There is therefore now no condemnation for those who are in Christ Jesus. For the law of the Spirit of life in Christ Jesus has set you free from the law of sin and of death. For God has done what the law, weakened by the flesh, could not do: by sending his own Son in the likeness of sinful flesh, and to deal with sin, he condemned sin in the flesh, so that the just requirement of the law might be fulfilled in us, who walk not according to the flesh but according to the Spirit. For those who live according to the flesh set their minds on the things of the flesh, but those who live according to the Spirit set their minds on the things of the Spirit. To set the mind on the flesh is death, but to set the mind on the Spirit is life and peace. For this reason the mind that is set on the flesh is hostile to God; it does not submit to God’s law—indeed it cannot, and those who are in the flesh cannot please God.
But you are not in the flesh; you are in the Spirit, since the Spirit of God dwells in you. Anyone who does not have the Spirit of Christ does not belong to him. But if Christ is in you, though the body is dead because of sin, the Spirit is life because of righteousness. If the Spirit of him who raised Jesus from the dead dwells in you, he who raised Christ from the dead will give life to your mortal bodies also through his Spirit that dwells in you.
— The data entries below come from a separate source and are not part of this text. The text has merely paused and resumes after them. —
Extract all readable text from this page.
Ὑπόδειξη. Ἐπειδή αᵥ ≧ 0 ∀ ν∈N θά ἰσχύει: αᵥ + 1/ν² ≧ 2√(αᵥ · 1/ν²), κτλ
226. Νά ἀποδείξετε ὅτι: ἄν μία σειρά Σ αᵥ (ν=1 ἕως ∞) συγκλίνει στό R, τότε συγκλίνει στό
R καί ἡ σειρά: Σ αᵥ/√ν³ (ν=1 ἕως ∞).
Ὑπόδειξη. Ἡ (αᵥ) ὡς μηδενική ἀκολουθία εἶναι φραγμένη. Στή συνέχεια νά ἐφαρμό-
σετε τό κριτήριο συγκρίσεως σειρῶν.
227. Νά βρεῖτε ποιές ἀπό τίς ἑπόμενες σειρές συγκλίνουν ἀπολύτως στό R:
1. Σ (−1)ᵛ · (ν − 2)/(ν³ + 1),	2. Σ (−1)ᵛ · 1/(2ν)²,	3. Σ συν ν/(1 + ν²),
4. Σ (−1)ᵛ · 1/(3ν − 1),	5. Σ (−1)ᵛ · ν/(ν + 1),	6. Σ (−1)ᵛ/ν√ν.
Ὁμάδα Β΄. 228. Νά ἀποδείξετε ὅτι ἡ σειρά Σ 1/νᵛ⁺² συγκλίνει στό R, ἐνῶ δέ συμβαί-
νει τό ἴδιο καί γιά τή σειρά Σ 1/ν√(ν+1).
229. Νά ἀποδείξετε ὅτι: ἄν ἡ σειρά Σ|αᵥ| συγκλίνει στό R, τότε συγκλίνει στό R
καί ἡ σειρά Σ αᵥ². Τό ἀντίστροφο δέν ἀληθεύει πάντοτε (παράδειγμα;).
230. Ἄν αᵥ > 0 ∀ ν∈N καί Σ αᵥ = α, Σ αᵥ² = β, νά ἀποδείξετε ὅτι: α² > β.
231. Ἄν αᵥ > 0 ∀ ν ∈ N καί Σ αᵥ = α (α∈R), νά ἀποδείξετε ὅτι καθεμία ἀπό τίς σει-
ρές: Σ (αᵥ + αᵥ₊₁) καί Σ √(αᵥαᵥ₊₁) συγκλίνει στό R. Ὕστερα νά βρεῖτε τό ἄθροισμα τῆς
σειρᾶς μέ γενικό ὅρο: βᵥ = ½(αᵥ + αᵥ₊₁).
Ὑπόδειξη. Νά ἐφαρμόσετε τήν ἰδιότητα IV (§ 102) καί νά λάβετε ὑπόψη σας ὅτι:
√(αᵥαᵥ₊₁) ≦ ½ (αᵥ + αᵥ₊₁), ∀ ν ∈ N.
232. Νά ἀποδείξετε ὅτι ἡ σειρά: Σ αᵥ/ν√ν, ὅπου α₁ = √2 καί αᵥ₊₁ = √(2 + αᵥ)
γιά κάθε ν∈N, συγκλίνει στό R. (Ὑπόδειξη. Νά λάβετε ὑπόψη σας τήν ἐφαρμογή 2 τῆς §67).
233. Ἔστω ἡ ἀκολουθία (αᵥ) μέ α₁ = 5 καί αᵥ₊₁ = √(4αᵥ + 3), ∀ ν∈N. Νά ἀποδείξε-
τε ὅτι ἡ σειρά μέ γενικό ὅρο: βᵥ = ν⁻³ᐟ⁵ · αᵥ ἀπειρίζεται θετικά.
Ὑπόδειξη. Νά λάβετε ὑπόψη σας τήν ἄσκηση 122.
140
The Christian faith is a life and death matter! The life and death of Jesus Christ, which we have pondered during Lent, are both significant for the life and death we experience as human beings. The Apostle Paul was well aware that the death of Jesus on our behalf was not his only calling. The thirty-three year life of Jesus accomplished something, too. He faced the challenges of mortal “weakness” without succumbing to sin (Heb 4:15), he modeled “walking in the Spirit” as redeemed day-to-day behavior, and by giving it purpose and meaning he proved that this life—as we know it—is worth living.
But here is the staggering news well worth remembering on this “in between day” of Holy Saturday, falling between Good Friday and Easter: the very same life that invigorated Jesus during his thirty-three years and then raised him from the dead dwells in us! Stop and think what this means, Paul urges: you have this same life now, giving energy to this old sack of bones you carry around with you every day. The Spirit that called Jesus Christ out of the grave is the same Spirit giving life to you, oh mortal. Despite your physical limitations, despite your age, despite your discouragements or the roadblocks in your path, despite your mortality, the Spirit of God is at work in you to empower life this side of death.
Experiencing this Spirit-filled life day by day actually prepares us to face our physical death with joy and anticipation of life after death. Death is a transition from “this life” to the “next,” but it is your one continuous life that is being sustained by God’s eternal Spirit. Wow!
Wow!
A third wow from me. Thank you Mary.